L'ingresso milanese di via del Domenichino, col suo mestissimo mobiletto giallo e un numero variabile di porte e individui, è il punto di partenza e continuo ritorno di una narrazione sadicamente involuta: si fatica, lo si ammetta, a star dietro ai periodi dell'autore, eccessivo nell'inutile complessità della scrittura. Quando poi leggerlo diviene piacevole, forse perché ormai avvezzi, forse perché finalmente soccorsi da un testo più agile, ci si rende benissimo conto dell'ovvio: nell'”ingressino” (come lo chiama V.) tutto nasce, sì, eppure subito muore.
E non solo perché il fatto non sussiste (“se avessero” presuppone per sua stessa natura che non abbiano), ma anche e soprattutto perché non suscitano certo scalpore biografico, quei tre fucili puntati sul petto di chi poi sarà esponente di punta del deprecabile movimento neofascista.
È dunque la persistenza del non accaduto a dare avvio alla storia: non accaduto quale pretesto per raccontare invece i tanti e intensi accaduti della Storia con la “S” maiuscola, accanto a quelli ad essa strettamente legati, nati nel ventre della famiglia e nel percorso di vita dell'ottantasettenne ragazzo di una volta.
I personaggi di levatura culturale e politica che costellano le pagine vi si affacciano in un quasi incognito di falsa modestia (“non li cito al completo per non vantarmene troppo”, potrebbe essere la morale), col solo ausilio delle loro iniziali, in un gioco enigmistico per qualcuno non poi tanto semplice: svetta però, tra gli altri, un PPP dal precoce talento calcistico che altri non può né vuol essere se non Pier Paolo Pasolini.
Vi sono scelte e prospettive opinabili in questo libro, in quest'esistenza intellettuale e multiforme: nessuna vera condanna per il fratello, una stima evidente del proprio essere, un raccontare gli altri raccontando anzitutto se stessi.

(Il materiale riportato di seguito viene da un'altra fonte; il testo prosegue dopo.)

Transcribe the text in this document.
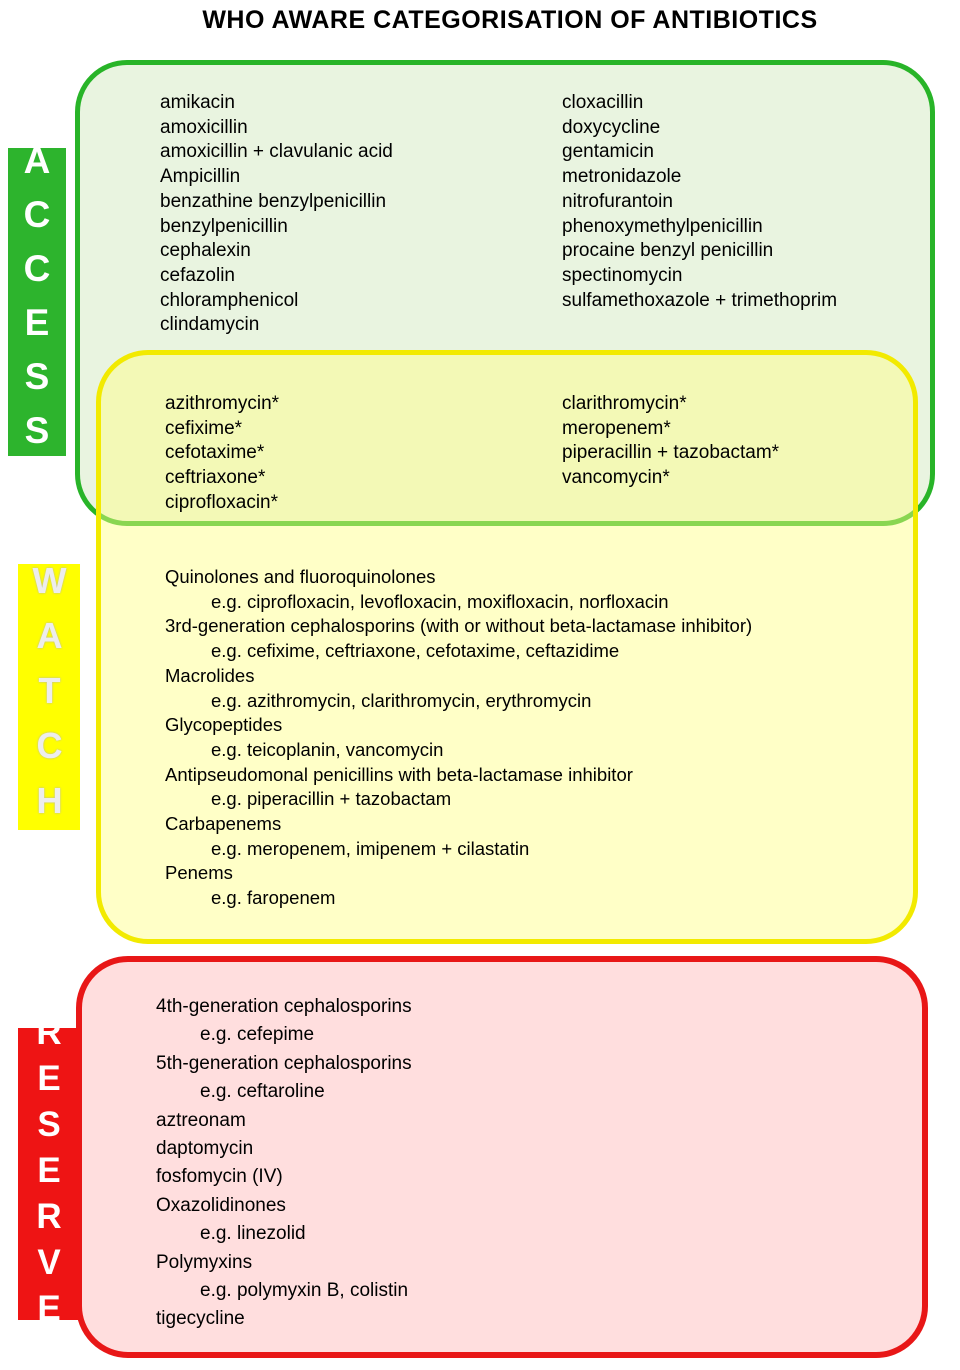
WHO AWARE CATEGORISATION OF ANTIBIOTICS
ACCESS
WATCH
RESERVE
amikacin
amoxicillin
amoxicillin + clavulanic acid
Ampicillin
benzathine benzylpenicillin
benzylpenicillin
cephalexin
cefazolin
chloramphenicol
clindamycin
cloxacillin
doxycycline
gentamicin
metronidazole
nitrofurantoin
phenoxymethylpenicillin
procaine benzyl penicillin
spectinomycin
sulfamethoxazole + trimethoprim
azithromycin*
cefixime*
cefotaxime*
ceftriaxone*
ciprofloxacin*
clarithromycin*
meropenem*
piperacillin + tazobactam*
vancomycin*
Quinolones and fluoroquinolones
e.g. ciprofloxacin, levofloxacin, moxifloxacin, norfloxacin
3rd-generation cephalosporins (with or without beta-lactamase inhibitor)
e.g. cefixime, ceftriaxone, cefotaxime, ceftazidime
Macrolides
e.g. azithromycin, clarithromycin, erythromycin
Glycopeptides
e.g. teicoplanin, vancomycin
Antipseudomonal penicillins with beta-lactamase inhibitor
e.g. piperacillin + tazobactam
Carbapenems
e.g. meropenem, imipenem + cilastatin
Penems
e.g. faropenem
4th-generation cephalosporins
e.g. cefepime
5th-generation cephalosporins
e.g. ceftaroline
aztreonam
daptomycin
fosfomycin (IV)
Oxazolidinones
e.g. linezolid
Polymyxins
e.g. polymyxin B, colistin
tigecycline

Non si può però negare che, nelle vesti di umili lettori, si rimanga coinvolti dagli eventi, dalle riflessioni, dai toni brillanti di questo testimone nostalgico di una giovinezza fiduciosa e appassionata: nostalgia che in realtà (almeno è ciò che passa) pare nulla di fronte al raggiungimento della quiete dell'animo, ambita condizione che per Sermonti ha nome “Occhi Pescosi”. È Ludovica la proprietaria di un simile sguardo, ed è per lei che si percepiscono forti l'amore e la gratitudine, rivelati con delicata ironia dall'uomo che le rinfaccia di avergli nascosto in silenzio tutta la voglia di morire.
Contorto e saccente quanto saggio e curioso, l'autore candidato allo Strega un po' ci assomiglia, nel trarre dal lento scorrere del mondo la stessa identica conclusione cui infine giungeremmo anche noi: se si tratta della nostra vita, della vita strettamente personale, un evento cancellato, riuscito, variato nella sua identità modifica il futuro soltanto parzialmente. Soltanto per noi. Così che la storia, nel nostro sentire, sarebbe capace di apparire (rispetto a quanto davvero accaduto) esattamente identica eppure profondamente diversa.